The rate cuts briefly lifted the FTSE 100 into gains, but jitters refluxed once again, and the index closed down 5.2% to 4,367 (lowest close since Aug. '04, and 12.3% down this week - on track to be biggest weekly fall since the Oct. 1987 - and 32.4% year to date). One reason for this is that the measures need comment & analysis. There is too much news & data to compute and investors need time to get over cynical fear and gain confidence. Many small investors will take the view that it is sensible to wait for some institutional confidence is apparent. HBOS leapt 24.5% recovering half of the 40% it lost on Monday, supported by confirmation of acquisition talks proceeding with Lloyds TSB. Other banks and all other FTSE100 stocks remained under pressure, with Barclays, Lloyds TSB, HSBC and Standard Chartered losing between 2.4 and 11.5%. The FTSE 350 banks index lost only 2.7%, which is positive news.

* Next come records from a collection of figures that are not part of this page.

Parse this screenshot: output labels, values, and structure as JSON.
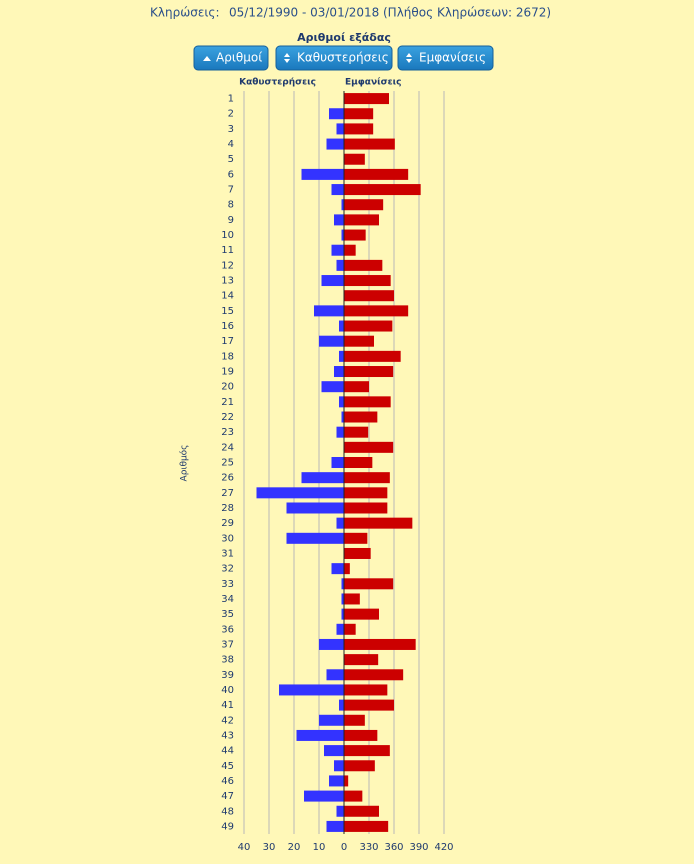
{
  "header": {
    "label": "Κληρώσεις:",
    "range": "05/12/1990 - 03/01/2018",
    "count": "(Πλήθος Κληρώσεων: 2672)"
  },
  "title": "Αριθμοί εξάδας",
  "buttons": [
    "Αριθμοί",
    "Καθυστερήσεις",
    "Εμφανίσεις"
  ],
  "chart_data": {
    "type": "bar",
    "orientation": "horizontal",
    "ylabel": "Αριθμός",
    "categories": [
      "1",
      "2",
      "3",
      "4",
      "5",
      "6",
      "7",
      "8",
      "9",
      "10",
      "11",
      "12",
      "13",
      "14",
      "15",
      "16",
      "17",
      "18",
      "19",
      "20",
      "21",
      "22",
      "23",
      "24",
      "25",
      "26",
      "27",
      "28",
      "29",
      "30",
      "31",
      "32",
      "33",
      "34",
      "35",
      "36",
      "37",
      "38",
      "39",
      "40",
      "41",
      "42",
      "43",
      "44",
      "45",
      "46",
      "47",
      "48",
      "49"
    ],
    "series": [
      {
        "name": "Καθυστερήσεις",
        "color": "#3333ff",
        "axis": "x",
        "values": [
          0,
          6,
          3,
          7,
          0,
          17,
          5,
          1,
          4,
          1,
          5,
          3,
          9,
          0,
          12,
          2,
          10,
          2,
          4,
          9,
          2,
          1,
          3,
          0,
          5,
          17,
          35,
          23,
          3,
          23,
          0,
          5,
          1,
          1,
          1,
          3,
          10,
          0,
          7,
          26,
          2,
          10,
          19,
          8,
          4,
          6,
          16,
          3,
          7
        ]
      },
      {
        "name": "Εμφανίσεις",
        "color": "#cc0000",
        "axis": "x2",
        "values": [
          354,
          335,
          335,
          361,
          325,
          377,
          392,
          347,
          342,
          326,
          314,
          346,
          356,
          360,
          377,
          358,
          336,
          368,
          359,
          330,
          356,
          340,
          329,
          359,
          334,
          355,
          352,
          352,
          382,
          328,
          332,
          307,
          359,
          319,
          342,
          314,
          386,
          341,
          371,
          352,
          360,
          325,
          340,
          355,
          337,
          305,
          322,
          342,
          353
        ]
      }
    ],
    "xlim": [
      0,
      44
    ],
    "xticks": [
      40,
      30,
      20,
      10,
      0
    ],
    "x2lim": [
      300,
      450
    ],
    "x2ticks": [
      330,
      360,
      390,
      420
    ],
    "grid": true
  }
}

Even my young doctor asked me this afternoon why the stock markets were not responding positively today? I felt suddenly cheery on entering her examination room and we'd just discussed how many new patients she's got recently with acute anxiety attacks and depression-related problems from among Edinburgh's 31,000 finance sector workers?
The answer is that Monday was about recession fears and the banks got hit anyway with a few marked out for specially rough treatment on the back of ratings agency downgrades. Tuesday was about the banks. They were singled out and fell while the rest of the market just stood still in shock and awe. Today was all about recession fears again, especially now that Asia has got the message and is suffering massive capital flight to the USA (strengthening dollar). Tomorrow will be about the banks again and we should see rises unless some big bank collapses all in a heap suddenly - unlikely, and that is probably exactly why Fred cancelled his own and Killip's shredding for fear of spooking matters at this critical juncture for the credibility of the UK and other governments' initiatives - as several newspapers painted the scene - this is the last chance saloon.

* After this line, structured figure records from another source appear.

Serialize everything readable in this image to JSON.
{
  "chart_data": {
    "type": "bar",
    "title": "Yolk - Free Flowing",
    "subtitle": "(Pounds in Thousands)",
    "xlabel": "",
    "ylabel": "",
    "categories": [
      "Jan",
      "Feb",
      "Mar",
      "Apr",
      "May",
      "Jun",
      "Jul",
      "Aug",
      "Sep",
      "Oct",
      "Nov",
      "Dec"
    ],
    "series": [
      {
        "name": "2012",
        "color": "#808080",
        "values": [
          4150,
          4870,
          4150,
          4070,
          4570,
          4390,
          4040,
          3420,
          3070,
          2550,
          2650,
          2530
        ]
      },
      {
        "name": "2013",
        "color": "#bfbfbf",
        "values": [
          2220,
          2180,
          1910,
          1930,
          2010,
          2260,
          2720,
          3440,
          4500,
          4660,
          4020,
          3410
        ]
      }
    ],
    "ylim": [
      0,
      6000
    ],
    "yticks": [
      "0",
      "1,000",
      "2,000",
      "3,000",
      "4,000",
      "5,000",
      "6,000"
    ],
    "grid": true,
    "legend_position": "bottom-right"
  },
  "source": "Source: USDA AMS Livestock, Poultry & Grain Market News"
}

I told my doctor that Bill Jamieson at The Scotsman is casting a pall of gloom all round by saying this is the end of the world as we know it. She said all her patients, whether bankers or not, are all panicking about what's happening. I reassured her, as she listened to my heartbeat, that Gordon Brown says he leads the world in rescue-nomics, leading with a plan to part-nationalise our biggest banks to avert ‘unacceptable’ damage like any good doctor would, by going to the ‘heart of the problem’, and that he is urging the G7 and the EU to follow Britain’s lead in diagnosis, prescription and prognosis. My blood pressure and vital signs, however, all seemed normal today. I told her it was because she'd changed her perfume since last time she checked my pulse and got a nice laugh. As any ageing lothario of an investment banker or Labour politician will tell you, in these days of trouble 'n strife the old jokes are the best.